Retrieval-Augmented Language Model and Its Application for Question-Answering and Image Captioning
, Principal Research Scientist, NVIDIA
Language models (LMs) can be largely improved by retrieving from a large-scale text corpus. In particular, augmenting generative language models with a retrieval module at the pre-training stage (e.g., RETRO) can significantly reduce perplexity on the held-out dataset. However, apart from lower perplexity, it remains unknown whether the model like RETRO can obtain similar success in terms of downstream task accuracy and text-generation quality.
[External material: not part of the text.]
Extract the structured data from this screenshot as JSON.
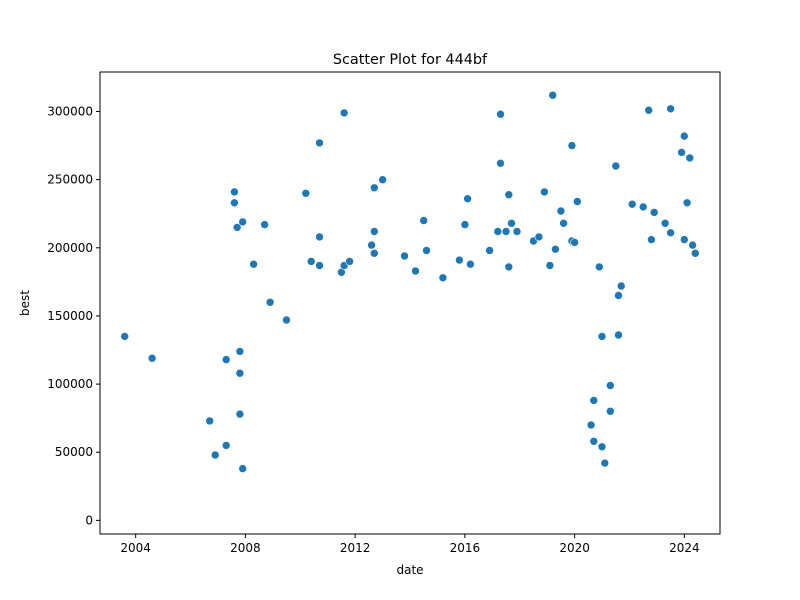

I'll present a comprehensive study on RETRO compared with the standard GPT model. Specifically, we pre-train RETRO of parameters ranging from 148 million up to 9.5 billion by retrieving over 330 billion tokens. Extensive experimental results show that RETRO, or our proposed variant models, outperforms the standard GPT on (1) open-ended text generation with higher factual accuracy, lower toxicity, and less repetition; (2) LM Evaluation Harness benchmark under both zero-shot and fine-tuning settings; and (3) open-domain question-answering benchmarks. Furthermore, we also augmented the RETRO model for image-to-text generation. The proposed Retrieval-augmented Visual Language Model (Re-ViLM) obtained state-of-the-art zero-and few-shot image captioning results.